I am trying to get the maximum independent set of phenotypes based on phenotype correlations I have generated from the UKB. I have already made the pairs file as described in the documentation (Hail | Miscellaneous) and now am wanting to prune them to the max indep sets. I am trying several cor thresholds to see how many phenotypes would remain at different ones, but strangely am getting the same number in the max set at the end despite differing lengths of pairs lists to prune. I am directly following the example in the docs so want to make sure something isn’t going wrong. Advice would be appreciated!
Here’s the relevant code:
ht = hl.read_table(‘Pheno_pairwise_correlations.ht’)
pairs10 = ht.filter(hl.float32(ht.cor) > 0.1) #96264 long for cor at 10% limit
pairs20 = ht.filter(hl.float32(ht.cor) > 0.2) #283680 long for cor at 20% limit
related_to_remove10 = hl.maximal_independent_set(pairs10.i, pairs10.j, False) #14165 long
related_to_remove20 = hl.maximal_independent_set(pairs20.i, pairs20.j, False) #14165 long also
Thanks so much,
Hey @eatkinson !
It looks like you’re asking for the nodes that should be removed, i.e. the complement of the set of nodes to keep. Try changing the third argument of MIS to
True. I like to use the keyword argument syntax so this sticks out a bit:
Thanks for getting back to me. Yes, I am indeed trying to get a list of the ones to be removed that I will then exclude from the full dataset. This is how the process was presented in the docs, which have the following as the example:
Starting from the above pairs, prune individuals from a dataset until no close relationships remain:
related_samples_to_remove = hl.maximal_independent_set(pairs.i, pairs.j, False)

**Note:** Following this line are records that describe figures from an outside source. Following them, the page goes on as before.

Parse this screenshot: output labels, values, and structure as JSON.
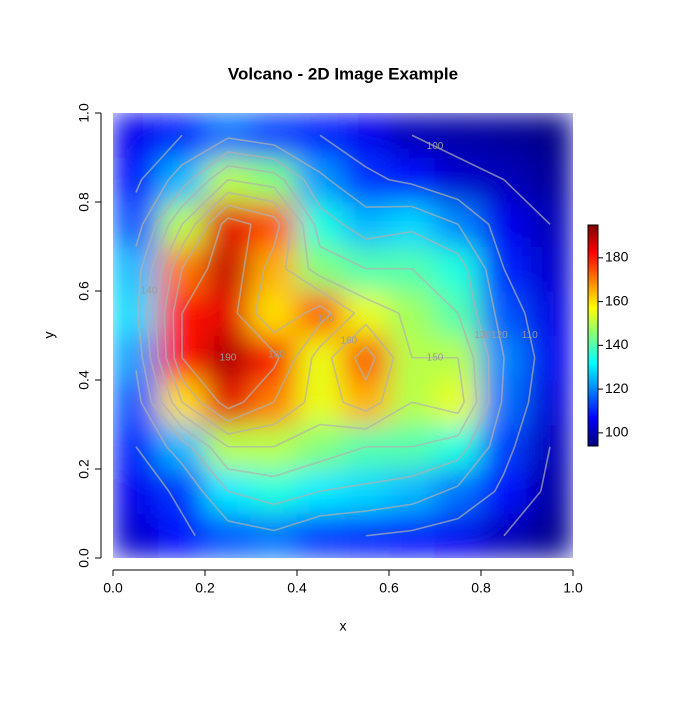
{
  "chart_data": {
    "type": "heatmap",
    "title": "Volcano - 2D Image Example",
    "x_label": "x",
    "y_label": "y",
    "x": [
      0.05,
      0.15,
      0.25,
      0.35,
      0.45,
      0.55,
      0.65,
      0.75,
      0.85,
      0.95
    ],
    "y": [
      0.05,
      0.15,
      0.25,
      0.35,
      0.45,
      0.55,
      0.65,
      0.75,
      0.85,
      0.95
    ],
    "z": [
      [
        102,
        108,
        115,
        118,
        112,
        110,
        108,
        105,
        100,
        96
      ],
      [
        105,
        112,
        130,
        135,
        130,
        128,
        125,
        118,
        108,
        98
      ],
      [
        110,
        125,
        150,
        150,
        145,
        140,
        140,
        135,
        113,
        100
      ],
      [
        115,
        160,
        185,
        170,
        155,
        165,
        150,
        155,
        118,
        103
      ],
      [
        122,
        180,
        190,
        183,
        155,
        175,
        150,
        150,
        120,
        105
      ],
      [
        128,
        180,
        185,
        160,
        175,
        155,
        148,
        140,
        115,
        104
      ],
      [
        125,
        170,
        188,
        165,
        145,
        140,
        140,
        135,
        110,
        102
      ],
      [
        115,
        150,
        185,
        175,
        135,
        125,
        128,
        120,
        105,
        100
      ],
      [
        108,
        125,
        150,
        145,
        122,
        112,
        108,
        102,
        100,
        97
      ],
      [
        105,
        110,
        118,
        113,
        110,
        105,
        100,
        98,
        97,
        95
      ]
    ],
    "xlim": [
      0,
      1
    ],
    "ylim": [
      0,
      1
    ],
    "xticks": [
      {
        "value": 0,
        "label": "0.0"
      },
      0.2,
      0.4,
      0.6,
      0.8,
      {
        "value": 1,
        "label": "1.0"
      }
    ],
    "yticks": [
      {
        "value": 0,
        "label": "0.0"
      },
      0.2,
      0.4,
      0.6,
      0.8,
      {
        "value": 1,
        "label": "1.0"
      }
    ],
    "zlim": [
      94,
      195
    ],
    "zticks": [
      100,
      120,
      140,
      160,
      180
    ],
    "colorscale": [
      "#00007f",
      "#0000ff",
      "#007fff",
      "#00ffff",
      "#7fff7f",
      "#ffff00",
      "#ff7f00",
      "#ff0000",
      "#7f0000"
    ],
    "contour_levels": [
      100,
      110,
      120,
      130,
      140,
      150,
      160,
      170,
      180,
      190
    ]
  }
}
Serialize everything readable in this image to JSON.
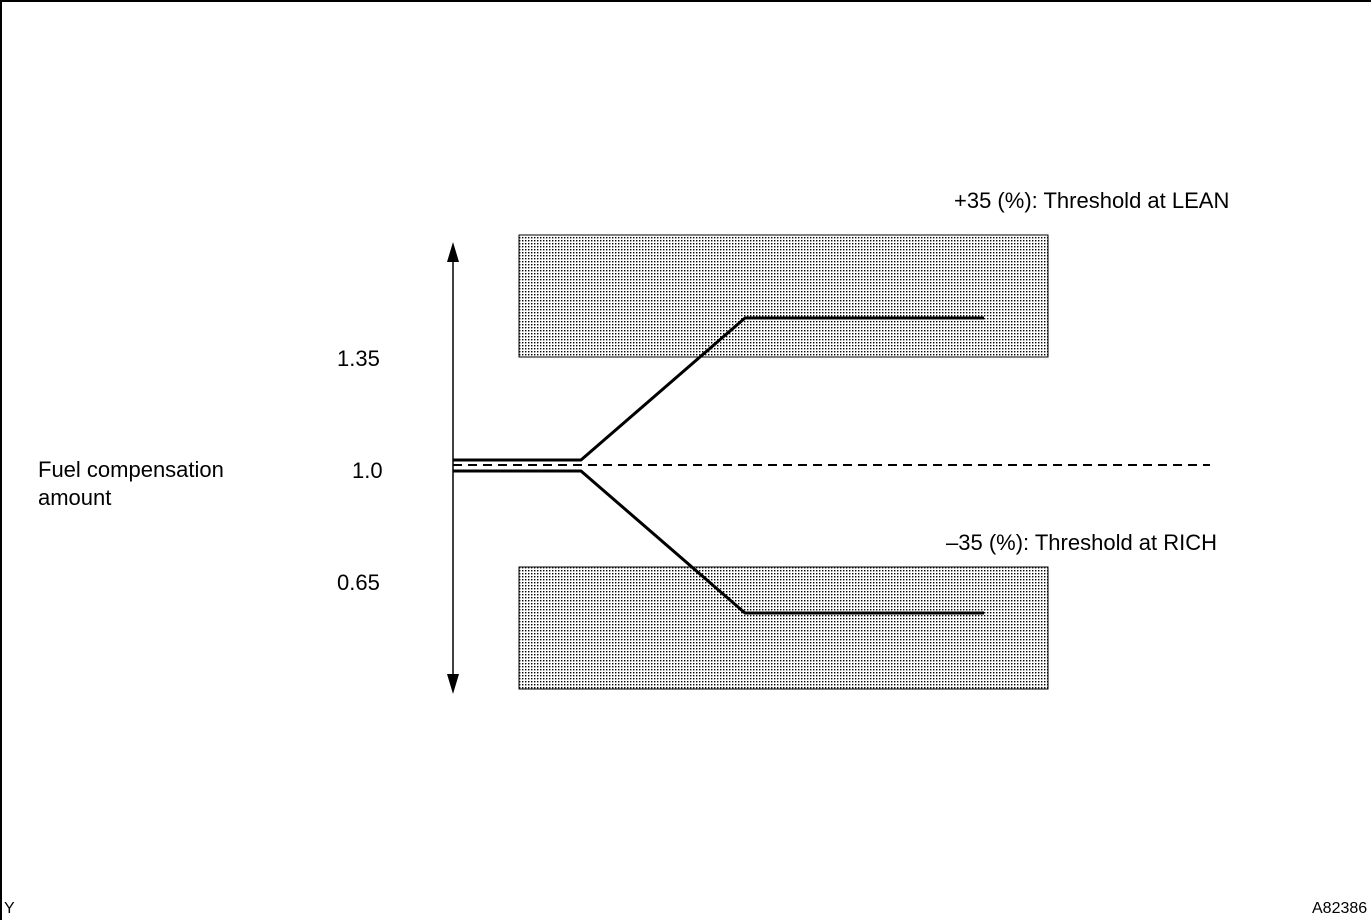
{
  "diagram": {
    "ylabel_line1": "Fuel compensation",
    "ylabel_line2": "amount",
    "ticks": {
      "upper": "1.35",
      "center": "1.0",
      "lower": "0.65"
    },
    "lean_threshold": "+35 (%): Threshold at LEAN",
    "rich_threshold": "–35 (%): Threshold at RICH",
    "corner_left": "Y",
    "corner_right": "A82386"
  },
  "colors": {
    "line": "#000000",
    "zone_fill": "#c8c8c8",
    "background": "#ffffff"
  }
}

result = dataset.filter_cols(
… hl.is_defined(related_samples_to_remove[dataset.col_key]), keep=False)
As an aside, if I do change the 3rd argument to True, I end up with a list 0 long.
Ah, OK, I understand. The first thing I would check is: are there any self-correlations?
ht.filter(ht.i == ht.j).show()
If a node has a “self-edge” (an edge to itself) then it cannot be in the independent set (it’s always connected to another node, namely itself). You can remove these with:
ht = ht.filter(ht.i != ht.j)
oh makes sense! I just tried removing self-correlations (which indeed were there) and it results in different lengths now. Thanks so much!